This summer our Orlando factory has been humming with production of bathroom pods bound for hotels throughout the U.S.
Back in the spring, real estate experts predicted 2017 would be a strong year for hospitality construction, with potential declines in 2018. As we move into Q4, let’s take an early look at how the market is shaping up for 2018.
As the old joke goes, ask 10 economists a question and you’ll get 11 opinions. Yet, despite variability in the specific forecasts, the trend shaping up for the coming year is moderate growth compared to 2017.
CBRE sums this point up with its prediction from August that, “The U.S. lodging industry will enjoy continued growth in all major metrics in 2018, albeit at a slower pace [than 2017].”

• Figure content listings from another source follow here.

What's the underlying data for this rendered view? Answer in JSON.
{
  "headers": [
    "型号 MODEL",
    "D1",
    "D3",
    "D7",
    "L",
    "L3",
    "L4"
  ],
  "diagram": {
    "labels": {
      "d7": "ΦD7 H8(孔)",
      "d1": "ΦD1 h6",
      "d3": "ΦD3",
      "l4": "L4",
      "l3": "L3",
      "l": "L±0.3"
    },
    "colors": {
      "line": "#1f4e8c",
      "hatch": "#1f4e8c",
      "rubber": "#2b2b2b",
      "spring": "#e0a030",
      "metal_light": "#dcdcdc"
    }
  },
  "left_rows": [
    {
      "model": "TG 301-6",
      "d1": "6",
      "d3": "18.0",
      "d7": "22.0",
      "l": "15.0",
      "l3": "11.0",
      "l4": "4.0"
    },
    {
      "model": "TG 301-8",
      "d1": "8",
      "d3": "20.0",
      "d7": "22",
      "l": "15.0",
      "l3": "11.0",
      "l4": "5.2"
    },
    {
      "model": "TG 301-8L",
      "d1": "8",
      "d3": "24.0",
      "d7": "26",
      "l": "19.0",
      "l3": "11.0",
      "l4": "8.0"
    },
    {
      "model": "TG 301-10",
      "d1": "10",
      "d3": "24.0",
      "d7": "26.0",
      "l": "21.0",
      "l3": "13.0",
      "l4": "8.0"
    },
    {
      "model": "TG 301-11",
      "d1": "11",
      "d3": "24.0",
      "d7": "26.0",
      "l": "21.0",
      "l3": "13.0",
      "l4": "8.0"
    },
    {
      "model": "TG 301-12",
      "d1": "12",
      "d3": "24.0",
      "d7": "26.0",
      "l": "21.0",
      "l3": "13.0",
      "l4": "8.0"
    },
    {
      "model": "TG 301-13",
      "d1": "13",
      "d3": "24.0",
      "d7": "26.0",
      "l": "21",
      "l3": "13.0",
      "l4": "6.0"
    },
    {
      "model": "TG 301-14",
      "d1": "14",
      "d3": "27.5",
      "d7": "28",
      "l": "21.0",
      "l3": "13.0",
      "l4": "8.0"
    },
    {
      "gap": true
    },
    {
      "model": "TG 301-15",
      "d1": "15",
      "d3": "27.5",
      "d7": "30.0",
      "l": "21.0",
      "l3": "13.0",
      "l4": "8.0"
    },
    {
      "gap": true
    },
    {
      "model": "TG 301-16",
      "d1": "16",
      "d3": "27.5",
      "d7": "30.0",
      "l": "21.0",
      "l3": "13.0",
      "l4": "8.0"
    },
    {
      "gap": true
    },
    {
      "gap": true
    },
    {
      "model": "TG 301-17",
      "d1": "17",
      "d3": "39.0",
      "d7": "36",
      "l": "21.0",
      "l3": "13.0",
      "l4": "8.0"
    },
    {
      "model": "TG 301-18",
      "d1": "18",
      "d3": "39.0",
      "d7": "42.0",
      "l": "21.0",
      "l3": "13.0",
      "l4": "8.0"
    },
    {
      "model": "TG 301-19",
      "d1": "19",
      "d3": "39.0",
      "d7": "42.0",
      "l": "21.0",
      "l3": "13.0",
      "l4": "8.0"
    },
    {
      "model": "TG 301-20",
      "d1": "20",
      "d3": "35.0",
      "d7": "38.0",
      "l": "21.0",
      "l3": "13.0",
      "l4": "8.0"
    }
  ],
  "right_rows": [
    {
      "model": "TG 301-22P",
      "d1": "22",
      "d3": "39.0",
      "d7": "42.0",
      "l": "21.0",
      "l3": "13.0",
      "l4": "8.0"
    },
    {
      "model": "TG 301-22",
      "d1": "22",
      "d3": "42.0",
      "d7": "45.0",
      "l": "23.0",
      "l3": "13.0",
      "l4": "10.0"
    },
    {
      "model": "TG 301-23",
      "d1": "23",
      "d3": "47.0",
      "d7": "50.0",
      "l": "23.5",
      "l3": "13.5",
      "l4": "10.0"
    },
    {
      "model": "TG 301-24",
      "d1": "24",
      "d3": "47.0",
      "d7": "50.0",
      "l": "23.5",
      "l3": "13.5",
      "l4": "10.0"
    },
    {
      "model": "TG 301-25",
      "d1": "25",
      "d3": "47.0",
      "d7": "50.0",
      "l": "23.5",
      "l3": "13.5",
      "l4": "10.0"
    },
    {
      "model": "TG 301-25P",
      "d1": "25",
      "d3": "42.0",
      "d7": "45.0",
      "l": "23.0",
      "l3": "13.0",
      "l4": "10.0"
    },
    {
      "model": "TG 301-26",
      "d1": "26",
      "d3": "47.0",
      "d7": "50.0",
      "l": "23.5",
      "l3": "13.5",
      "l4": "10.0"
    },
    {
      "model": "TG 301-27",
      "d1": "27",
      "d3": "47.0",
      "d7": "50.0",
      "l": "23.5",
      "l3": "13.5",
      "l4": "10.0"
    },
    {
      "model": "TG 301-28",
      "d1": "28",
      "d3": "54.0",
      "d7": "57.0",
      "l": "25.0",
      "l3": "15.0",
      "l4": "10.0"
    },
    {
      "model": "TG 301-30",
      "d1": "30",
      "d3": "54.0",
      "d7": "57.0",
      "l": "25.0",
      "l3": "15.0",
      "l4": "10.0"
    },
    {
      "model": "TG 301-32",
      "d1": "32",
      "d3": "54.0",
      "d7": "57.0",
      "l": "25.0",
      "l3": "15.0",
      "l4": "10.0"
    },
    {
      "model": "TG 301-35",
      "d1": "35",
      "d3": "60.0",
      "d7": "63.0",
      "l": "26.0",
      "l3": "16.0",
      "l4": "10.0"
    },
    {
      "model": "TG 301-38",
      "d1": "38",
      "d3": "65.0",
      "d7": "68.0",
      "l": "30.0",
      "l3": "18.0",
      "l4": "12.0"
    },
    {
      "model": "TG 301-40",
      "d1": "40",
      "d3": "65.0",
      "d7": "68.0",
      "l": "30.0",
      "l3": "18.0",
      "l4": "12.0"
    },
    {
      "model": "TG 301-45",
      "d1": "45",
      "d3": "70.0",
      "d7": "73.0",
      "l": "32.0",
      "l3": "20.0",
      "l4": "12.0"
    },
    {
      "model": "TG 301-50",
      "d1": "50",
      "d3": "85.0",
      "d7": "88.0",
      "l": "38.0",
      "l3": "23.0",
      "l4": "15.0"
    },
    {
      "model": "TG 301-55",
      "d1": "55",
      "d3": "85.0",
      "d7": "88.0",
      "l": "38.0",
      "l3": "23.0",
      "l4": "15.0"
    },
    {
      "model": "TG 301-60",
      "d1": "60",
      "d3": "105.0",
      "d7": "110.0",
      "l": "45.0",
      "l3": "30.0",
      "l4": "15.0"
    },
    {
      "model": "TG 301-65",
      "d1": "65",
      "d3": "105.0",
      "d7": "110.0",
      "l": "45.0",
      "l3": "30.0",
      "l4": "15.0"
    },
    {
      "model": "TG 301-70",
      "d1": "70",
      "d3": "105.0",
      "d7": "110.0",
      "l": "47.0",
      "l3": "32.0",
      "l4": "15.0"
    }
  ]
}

AIA chief economist Kermit Baker predicts hotel construction will remain positive – with spending up 2.4% over 2017, compared to 2017’s more robust increase of 6.1% over 2016. For the overall construction market, Baker sees headwinds from the Fed tightening interest rates, higher building materials costs and continuing tight skilled labor supply.
FMI forecasts a similar moderation in growth for the coming year, with the value of hotel construction tapering to 4% growth in 2018 versus 6% in 2017.
From our perspective, the 2018 hotel market for pre-fab construction is looking solid, especially as Marriott International’s expanded modular construction initiative translates into orders for product.